KLP's Chief Executive Officer, Sverre Thornes, said: "It is essential for KLP to improve our ability to understand and measure the impact from climate change, such as extreme weather. This ties in with our financial risk assessment, but also connects with our ambition to encourage private companies to take action to address climate change as well. This analysis is not possible without coupling the geo-location of our financial assets with state-of-the-art scientific data on both how climate change may play out and the consequences that may result from flooding, landslides, erosion and other weather-related hazards. "
The United Nations Office for Disaster Risk Reduction and KLP, aim to showcase initial results of the collaboration at the 2019 Global Platform for Disaster Risk Reduction leading to the UN Climate Summit. The initiative is the first-time geotagging will be used to support disaster risk informed investments at a global level. To date, investors have not systematically used or had access to risk data on the vulnerabilities of assets to disaster hazards to inform decision making – a gap this initiative aims to fill.

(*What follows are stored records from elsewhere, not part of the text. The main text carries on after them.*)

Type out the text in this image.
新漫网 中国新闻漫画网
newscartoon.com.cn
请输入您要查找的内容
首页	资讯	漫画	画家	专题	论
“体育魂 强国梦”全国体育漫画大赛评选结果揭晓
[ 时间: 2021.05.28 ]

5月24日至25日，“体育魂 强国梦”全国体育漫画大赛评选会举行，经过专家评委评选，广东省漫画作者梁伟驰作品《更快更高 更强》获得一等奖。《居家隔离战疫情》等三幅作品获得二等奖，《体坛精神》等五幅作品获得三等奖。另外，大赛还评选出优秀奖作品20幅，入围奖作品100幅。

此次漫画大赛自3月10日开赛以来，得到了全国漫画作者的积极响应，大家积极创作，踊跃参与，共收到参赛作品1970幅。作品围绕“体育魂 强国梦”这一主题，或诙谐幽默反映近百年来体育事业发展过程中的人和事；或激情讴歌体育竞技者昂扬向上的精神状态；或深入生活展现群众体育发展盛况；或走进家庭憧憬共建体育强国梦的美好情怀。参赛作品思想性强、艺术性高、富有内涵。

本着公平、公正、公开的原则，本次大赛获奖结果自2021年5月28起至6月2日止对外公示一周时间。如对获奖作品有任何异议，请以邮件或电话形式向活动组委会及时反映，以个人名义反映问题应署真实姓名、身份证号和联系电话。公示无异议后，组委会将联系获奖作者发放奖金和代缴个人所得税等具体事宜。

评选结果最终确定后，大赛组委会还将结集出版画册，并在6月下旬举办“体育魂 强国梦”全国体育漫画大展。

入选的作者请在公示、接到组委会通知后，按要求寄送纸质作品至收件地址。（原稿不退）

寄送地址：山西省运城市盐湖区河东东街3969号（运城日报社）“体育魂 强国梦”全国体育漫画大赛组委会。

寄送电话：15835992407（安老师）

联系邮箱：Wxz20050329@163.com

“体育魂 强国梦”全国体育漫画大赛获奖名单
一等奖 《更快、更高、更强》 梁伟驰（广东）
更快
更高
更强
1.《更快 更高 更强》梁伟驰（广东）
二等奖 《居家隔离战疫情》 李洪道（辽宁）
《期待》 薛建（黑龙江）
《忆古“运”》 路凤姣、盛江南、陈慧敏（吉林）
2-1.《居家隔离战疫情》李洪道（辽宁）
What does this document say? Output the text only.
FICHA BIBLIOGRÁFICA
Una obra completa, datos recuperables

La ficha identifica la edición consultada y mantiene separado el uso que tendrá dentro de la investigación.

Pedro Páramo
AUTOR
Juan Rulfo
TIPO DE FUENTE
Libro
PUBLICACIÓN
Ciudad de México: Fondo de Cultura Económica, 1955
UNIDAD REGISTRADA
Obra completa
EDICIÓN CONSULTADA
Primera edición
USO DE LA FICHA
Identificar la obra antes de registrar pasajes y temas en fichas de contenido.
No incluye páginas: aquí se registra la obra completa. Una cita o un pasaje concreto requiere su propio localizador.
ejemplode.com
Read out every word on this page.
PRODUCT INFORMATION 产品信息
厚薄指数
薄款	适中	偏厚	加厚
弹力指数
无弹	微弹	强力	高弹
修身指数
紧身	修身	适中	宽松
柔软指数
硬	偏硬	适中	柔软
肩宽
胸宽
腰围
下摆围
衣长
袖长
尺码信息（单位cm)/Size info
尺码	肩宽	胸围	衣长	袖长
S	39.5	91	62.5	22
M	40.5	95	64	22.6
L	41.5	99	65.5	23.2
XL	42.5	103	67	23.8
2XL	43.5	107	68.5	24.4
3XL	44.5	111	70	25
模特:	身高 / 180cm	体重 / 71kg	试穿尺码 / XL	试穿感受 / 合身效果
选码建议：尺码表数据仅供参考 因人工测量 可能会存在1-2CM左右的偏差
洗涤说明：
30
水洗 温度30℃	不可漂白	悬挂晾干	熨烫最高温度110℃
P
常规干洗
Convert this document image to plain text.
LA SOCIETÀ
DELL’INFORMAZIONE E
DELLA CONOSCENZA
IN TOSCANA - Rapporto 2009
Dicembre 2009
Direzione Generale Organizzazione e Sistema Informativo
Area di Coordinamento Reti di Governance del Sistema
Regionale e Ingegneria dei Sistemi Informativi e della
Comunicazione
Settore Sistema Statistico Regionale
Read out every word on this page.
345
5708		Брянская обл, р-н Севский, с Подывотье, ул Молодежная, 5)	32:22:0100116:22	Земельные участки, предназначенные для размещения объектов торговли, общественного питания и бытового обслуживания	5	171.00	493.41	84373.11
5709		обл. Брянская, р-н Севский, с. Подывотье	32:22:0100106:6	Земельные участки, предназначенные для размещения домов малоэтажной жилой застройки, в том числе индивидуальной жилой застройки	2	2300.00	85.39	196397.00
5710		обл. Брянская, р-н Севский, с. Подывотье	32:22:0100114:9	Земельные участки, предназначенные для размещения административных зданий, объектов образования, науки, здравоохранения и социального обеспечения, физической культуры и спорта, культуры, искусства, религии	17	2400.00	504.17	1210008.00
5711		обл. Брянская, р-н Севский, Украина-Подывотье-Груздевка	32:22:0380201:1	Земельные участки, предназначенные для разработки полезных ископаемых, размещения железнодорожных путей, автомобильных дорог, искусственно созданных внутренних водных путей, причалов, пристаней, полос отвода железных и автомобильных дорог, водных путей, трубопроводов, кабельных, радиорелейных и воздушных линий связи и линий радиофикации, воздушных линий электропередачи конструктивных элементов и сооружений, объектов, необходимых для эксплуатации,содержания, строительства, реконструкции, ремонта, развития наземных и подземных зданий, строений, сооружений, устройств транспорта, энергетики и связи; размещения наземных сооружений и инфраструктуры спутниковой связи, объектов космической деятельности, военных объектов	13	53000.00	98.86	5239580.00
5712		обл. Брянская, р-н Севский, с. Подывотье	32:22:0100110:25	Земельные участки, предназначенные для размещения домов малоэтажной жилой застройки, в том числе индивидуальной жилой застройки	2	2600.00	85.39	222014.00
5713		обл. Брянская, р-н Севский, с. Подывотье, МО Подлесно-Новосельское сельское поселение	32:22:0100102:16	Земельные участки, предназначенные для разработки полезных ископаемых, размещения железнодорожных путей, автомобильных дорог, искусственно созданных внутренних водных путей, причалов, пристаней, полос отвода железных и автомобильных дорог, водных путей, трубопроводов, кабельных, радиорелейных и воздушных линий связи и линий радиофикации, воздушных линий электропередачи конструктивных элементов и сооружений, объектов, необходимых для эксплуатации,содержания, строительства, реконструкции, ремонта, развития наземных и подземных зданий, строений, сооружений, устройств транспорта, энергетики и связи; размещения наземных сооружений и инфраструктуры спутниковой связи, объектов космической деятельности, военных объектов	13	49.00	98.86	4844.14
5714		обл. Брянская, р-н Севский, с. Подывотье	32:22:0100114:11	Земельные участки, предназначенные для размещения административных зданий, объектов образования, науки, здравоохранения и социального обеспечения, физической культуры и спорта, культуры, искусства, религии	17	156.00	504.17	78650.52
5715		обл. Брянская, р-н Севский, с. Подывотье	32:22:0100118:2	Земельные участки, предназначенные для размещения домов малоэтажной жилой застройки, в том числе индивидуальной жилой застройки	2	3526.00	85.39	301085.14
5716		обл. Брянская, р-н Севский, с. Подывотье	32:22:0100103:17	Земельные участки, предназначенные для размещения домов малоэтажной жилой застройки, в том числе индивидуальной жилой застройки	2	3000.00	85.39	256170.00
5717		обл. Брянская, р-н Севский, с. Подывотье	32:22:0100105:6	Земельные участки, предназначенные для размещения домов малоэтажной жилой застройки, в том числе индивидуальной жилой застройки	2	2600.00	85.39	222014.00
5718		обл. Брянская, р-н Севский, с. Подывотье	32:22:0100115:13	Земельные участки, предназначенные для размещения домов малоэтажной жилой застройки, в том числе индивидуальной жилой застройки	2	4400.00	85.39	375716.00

“The United Nations Office for Disaster Risk Reduction has been campaigning on this issue for many years and we have a major opportunity now, partnering with KLP, to take a major step towards ensuring that a more risk-informed approach to investments becomes the norm as part of a global trend towards sustainable finance. This issue is particularly important for new infrastructure investment, which is often built with a view to cost-saving rather than long-term resilience,” said Mami Mizutori.
If replicated widely, the initiative could provide a much-needed boost to efforts by UN Member States and the private sector to implement the Sendai Framework for Disaster Risk Reduction 2015-2030- the global plan to reduce disaster losses.